An interesting thing about this book, too, is that James Frey overcomes his addictions in spite of the fact that he's not religious, and therefore can't accept the "12 Steps" principles that are repeatedly presented to him by the therapists in rehab. Since he doesn't have a "higher power" to turn to, he must marshall the strength within himself. His rehab coaches repeatedly warn him that this is a bad idea, that he is almost certain to relapse by depending on his own strength alone, yet he makes that decision. He read the Tao Te Ching a lot, the taoist teachings, and he does gain a lot of strength and inspiration from it. But he takes self responsibility and primarily uses self-awareness to find his own freedom and his own way out of the tangle of profound addiction. I think he's a rare person who can probably do it his way and succeed, but I have to admire his strength and continued sobriety, however he achieves it.


Jeanne said...

Thanks for the review, Chelle. It sounds good - I'll have to read it. I'm struggling with the same food/weight thing - when I'm stressed its what I do, and I'm trying to relearn how to handle stress. I also need to get better at exercising!

Elysbeth said...

People here laughed when they caught me reciting "I exercise when I am stressed and it relaxes me". However, I find that if work is pushing my buttons I can go do a couple flights of stairs and I really DO feel better.

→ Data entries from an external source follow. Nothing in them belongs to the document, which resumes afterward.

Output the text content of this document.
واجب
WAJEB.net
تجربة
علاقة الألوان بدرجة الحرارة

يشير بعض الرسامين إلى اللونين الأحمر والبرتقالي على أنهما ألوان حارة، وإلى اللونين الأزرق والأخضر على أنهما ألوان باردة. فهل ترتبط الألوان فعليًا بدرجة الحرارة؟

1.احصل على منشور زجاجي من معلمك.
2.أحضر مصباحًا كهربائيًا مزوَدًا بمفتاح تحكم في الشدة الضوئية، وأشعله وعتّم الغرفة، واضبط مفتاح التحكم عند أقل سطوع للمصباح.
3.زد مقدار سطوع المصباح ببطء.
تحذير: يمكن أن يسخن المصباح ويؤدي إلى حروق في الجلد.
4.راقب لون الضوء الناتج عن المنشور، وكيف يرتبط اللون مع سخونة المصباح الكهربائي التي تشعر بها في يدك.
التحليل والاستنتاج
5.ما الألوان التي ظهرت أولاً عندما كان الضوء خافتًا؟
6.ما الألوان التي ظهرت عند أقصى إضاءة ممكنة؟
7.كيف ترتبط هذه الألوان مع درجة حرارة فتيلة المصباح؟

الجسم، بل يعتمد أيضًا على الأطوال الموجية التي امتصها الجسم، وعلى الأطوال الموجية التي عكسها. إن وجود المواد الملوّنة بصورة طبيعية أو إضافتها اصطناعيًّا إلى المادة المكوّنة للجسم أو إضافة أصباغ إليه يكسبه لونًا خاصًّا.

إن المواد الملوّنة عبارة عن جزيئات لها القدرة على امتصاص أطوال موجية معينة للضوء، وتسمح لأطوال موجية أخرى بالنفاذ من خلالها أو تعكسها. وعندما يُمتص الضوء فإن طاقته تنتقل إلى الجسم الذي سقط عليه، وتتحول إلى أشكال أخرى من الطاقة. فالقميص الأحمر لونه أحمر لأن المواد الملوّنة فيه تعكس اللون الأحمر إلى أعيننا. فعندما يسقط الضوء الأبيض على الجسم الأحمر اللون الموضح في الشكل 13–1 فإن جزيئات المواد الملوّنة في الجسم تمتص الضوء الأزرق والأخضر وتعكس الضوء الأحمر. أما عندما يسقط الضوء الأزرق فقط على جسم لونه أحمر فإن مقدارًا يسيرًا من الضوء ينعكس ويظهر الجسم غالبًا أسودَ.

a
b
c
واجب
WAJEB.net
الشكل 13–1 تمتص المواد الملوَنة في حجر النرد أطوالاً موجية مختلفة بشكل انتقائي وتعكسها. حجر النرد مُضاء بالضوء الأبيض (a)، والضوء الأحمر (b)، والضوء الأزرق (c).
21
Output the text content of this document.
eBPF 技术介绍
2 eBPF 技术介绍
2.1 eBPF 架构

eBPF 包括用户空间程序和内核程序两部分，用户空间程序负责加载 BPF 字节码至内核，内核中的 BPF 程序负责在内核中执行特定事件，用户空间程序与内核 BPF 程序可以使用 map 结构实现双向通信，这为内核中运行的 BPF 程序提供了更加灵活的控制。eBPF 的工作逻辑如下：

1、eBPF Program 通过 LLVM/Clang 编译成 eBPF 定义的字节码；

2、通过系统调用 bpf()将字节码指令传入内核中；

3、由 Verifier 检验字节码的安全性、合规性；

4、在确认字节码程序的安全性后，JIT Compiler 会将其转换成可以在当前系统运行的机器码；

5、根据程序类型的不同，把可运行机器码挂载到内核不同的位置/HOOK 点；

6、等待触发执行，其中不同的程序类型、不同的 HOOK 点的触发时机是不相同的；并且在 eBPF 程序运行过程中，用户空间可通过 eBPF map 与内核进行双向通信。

I also find that the chemical cascade from the stairs cuts off the M-lky W-y D-rk switch : ) Funny how we avoid the alcohol but find a different hook. (The Loopy Ewe anyone?)

Sheila said...

Thanks for the review of the books and talking about addiction. I worked for a while with pregnant addicted women and it was trying but rewarding. Thanks for coming over to my blog. I did finish the Gimme-a-T vest. With my parents in town, I haven't blogged much. The vest will be my next post.

PlazaJen said...

Food addiction is the hardest (speaking as one).... a counselor I knew long ago once described why he enjoyed the challenge, because he'd worked with drug addicts before working with eating disordered people - he said, there is no other substance that you still have to have to survive. I don't tell a cocaine addict to have a working relationship with cocaine, I tell them they can't ever have cocaine again. Food, on the other hand? You have to have a working relationship with the very thing that you are addicted to.
One day at a time, right?

ChelleC said...

Wow, you each bring up interesting points. I am realy working this week on becoming more aware of the tie between my eating and my emotions. Not saying I'm going on a "diet" as I so often do (and subsequently fall off), but I'm making an effort to be more conscious this week of WHY and WHEN I'm eating - and what can really feed my soul as opposed to just "filling me up." Yeah, reading a book on addiction has really put me to thinking about my own addictions.

Elysbeth I LOVE your exercise affirmation, and I think I'll borrow it. Seriously, I have been doing much BETTER lately about exercising. Been walking every day since Spring sprung, the past 2 weeks.

Sheila, glad you popped over here. Can't wait to see the completed vest.

Jen, you have a great point about the eating addiction, we CAN'T stop, you're right. Since we have to keep eating, it's a constant battle.